Shawna Ferris
Shawna Ferris focuses on the areas of sex work and prostitution studies, critical race studies, decolonization and violence against women, with an emphasis on representation and resistance. Her current research examines anti-violence, anti-racism and decolonization-oriented commemorative activism stemming from the growing number of missing and murdered women in urban centres across Canada.
Mylène Gamache
Of mixed French and Métis ancestry, Dr. Mylène Gamache's work is committed to the decolonizing potential of dream-work and contemporary feminine storytelling. Her doctoral work attempts to read 'non-canonical' texts in ways which deliberately fail to settle on a fixed meaning or secure immediate understanding. Future research work involves assessing how a range of feminine texts write over or beyond settler-sanctioned forms of recognition and reconciliation.
Nancy Kang
Dr.

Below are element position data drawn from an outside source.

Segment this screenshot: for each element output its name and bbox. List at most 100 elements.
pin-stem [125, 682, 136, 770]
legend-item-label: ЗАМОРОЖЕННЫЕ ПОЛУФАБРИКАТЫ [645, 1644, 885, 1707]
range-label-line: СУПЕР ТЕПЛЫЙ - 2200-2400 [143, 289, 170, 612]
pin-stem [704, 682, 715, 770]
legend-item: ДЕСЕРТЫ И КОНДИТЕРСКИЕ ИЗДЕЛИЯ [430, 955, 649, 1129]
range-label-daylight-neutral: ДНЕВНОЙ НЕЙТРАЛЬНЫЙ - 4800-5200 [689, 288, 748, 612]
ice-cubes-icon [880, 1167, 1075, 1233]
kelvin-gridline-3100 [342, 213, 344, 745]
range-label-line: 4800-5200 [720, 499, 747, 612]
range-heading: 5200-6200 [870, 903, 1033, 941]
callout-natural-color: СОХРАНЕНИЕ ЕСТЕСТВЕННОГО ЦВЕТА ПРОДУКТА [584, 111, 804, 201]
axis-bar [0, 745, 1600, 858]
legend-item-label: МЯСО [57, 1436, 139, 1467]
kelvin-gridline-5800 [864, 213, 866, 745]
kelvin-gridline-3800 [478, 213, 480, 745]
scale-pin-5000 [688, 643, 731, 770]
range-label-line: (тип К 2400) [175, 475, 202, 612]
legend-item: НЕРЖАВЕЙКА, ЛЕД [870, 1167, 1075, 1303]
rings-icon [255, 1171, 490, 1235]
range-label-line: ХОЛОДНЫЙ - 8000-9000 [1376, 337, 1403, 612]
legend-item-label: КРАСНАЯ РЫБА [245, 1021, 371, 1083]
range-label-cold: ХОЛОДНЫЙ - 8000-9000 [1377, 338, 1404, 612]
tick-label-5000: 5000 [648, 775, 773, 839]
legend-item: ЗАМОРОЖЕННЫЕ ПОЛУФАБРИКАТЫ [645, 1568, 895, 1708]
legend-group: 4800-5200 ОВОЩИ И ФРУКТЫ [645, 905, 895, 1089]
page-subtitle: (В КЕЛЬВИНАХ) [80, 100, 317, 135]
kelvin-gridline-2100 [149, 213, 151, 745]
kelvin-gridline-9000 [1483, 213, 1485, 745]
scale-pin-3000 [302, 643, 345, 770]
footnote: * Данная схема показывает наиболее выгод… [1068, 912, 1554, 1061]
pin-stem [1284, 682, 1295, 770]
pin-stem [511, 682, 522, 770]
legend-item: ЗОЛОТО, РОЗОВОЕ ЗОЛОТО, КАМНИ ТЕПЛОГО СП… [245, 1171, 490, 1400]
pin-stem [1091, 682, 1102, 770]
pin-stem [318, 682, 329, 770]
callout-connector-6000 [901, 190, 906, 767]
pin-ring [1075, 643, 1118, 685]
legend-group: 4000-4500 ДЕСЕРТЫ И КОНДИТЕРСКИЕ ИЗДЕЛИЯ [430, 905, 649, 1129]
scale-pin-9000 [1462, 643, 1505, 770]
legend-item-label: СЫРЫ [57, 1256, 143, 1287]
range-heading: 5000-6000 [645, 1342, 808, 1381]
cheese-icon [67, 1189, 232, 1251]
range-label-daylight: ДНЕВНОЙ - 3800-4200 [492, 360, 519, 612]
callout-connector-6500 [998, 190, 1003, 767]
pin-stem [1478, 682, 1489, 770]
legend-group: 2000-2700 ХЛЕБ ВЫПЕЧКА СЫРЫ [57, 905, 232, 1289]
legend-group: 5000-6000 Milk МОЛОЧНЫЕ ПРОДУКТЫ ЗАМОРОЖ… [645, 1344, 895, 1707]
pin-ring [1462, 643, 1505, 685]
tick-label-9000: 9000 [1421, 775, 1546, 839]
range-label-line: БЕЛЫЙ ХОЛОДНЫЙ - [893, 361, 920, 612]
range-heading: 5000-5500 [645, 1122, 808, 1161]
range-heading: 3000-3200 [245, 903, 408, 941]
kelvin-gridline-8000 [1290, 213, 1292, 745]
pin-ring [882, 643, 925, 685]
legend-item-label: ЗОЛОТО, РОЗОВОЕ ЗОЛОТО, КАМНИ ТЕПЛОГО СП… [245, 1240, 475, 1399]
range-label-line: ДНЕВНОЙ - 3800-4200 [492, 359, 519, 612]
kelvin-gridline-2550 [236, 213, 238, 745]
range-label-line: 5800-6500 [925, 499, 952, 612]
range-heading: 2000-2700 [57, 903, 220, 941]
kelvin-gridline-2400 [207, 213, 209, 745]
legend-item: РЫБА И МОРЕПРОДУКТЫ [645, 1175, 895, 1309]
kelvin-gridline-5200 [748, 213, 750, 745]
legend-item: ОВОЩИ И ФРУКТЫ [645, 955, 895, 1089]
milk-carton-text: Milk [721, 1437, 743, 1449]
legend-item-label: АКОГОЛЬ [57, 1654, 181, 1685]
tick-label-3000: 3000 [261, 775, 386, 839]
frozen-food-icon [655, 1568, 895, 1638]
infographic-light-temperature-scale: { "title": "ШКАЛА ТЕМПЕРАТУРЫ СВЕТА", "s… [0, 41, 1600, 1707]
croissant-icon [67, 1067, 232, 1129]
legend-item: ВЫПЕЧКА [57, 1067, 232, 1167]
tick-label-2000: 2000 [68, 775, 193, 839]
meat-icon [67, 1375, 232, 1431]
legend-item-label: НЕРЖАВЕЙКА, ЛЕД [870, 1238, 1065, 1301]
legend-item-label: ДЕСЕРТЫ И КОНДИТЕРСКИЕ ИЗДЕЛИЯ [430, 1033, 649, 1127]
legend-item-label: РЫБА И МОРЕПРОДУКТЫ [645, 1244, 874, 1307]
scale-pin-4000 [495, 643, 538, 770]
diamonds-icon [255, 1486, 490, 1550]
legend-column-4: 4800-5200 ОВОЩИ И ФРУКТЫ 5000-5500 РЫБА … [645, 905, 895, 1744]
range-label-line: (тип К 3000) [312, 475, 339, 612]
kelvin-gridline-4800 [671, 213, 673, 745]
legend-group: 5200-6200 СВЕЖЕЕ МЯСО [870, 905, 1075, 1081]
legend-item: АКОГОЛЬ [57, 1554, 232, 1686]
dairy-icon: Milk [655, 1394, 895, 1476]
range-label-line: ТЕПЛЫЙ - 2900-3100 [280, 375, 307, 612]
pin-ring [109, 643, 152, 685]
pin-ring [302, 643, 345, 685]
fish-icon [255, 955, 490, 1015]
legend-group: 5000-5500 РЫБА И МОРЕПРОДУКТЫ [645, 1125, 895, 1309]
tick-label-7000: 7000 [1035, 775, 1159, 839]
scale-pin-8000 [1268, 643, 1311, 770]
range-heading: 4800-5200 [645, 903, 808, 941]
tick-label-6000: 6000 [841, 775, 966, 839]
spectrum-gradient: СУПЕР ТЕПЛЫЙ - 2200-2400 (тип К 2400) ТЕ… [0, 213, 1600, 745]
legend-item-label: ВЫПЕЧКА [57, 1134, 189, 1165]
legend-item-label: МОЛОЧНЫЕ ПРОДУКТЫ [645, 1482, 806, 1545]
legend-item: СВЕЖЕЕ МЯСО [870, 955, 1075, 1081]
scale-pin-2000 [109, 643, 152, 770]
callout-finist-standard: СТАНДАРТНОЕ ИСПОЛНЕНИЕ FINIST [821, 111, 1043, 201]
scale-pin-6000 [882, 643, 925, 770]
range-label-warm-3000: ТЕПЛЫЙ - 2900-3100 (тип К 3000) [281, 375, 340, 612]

Nancy Kang specializes in transnational, multi-ethnic and diaspora women’s literature. Dr. Kang is the recipient of the Lieutenant Governor of Alberta’s Gold Medal for Academics and the Governor General of Canada’s Academic Medal. Her current research project examines narratives of alternative mothering, interracialism and manifestations of violence against women of colour in North America and beyond.
Liz Millward
Dr. Liz Millward holds a BA(Hons) from Nottingham University, and an MA and PhD in Women’s Studies from York University. Her research interests are in the history and geography of women’s spaces, with a particular focus on the role of transportation and mobility in the development and spread of culture and community.
Adele Perry
Dr. Adele Perry is the Director for the UM Centre for Human Rights Research. Her research focuses on Canadian colonialism, transnationalism and migration in relation to gender and sexuality.
Jocelyn Thorpe
A passionate assistant professor, Dr. Jocelyn Thorpe’s research research examines the history and legacies of colonialism in the Canadian context, seeking to understand how past discourses and relationships of power lead to and naturalize present-day social and environmental inequities. Drawing from critical race, feminist and environmental studies scholarship, her work aims to open up possibilities for just relationships to emerge among humans and between humans and the non-human world.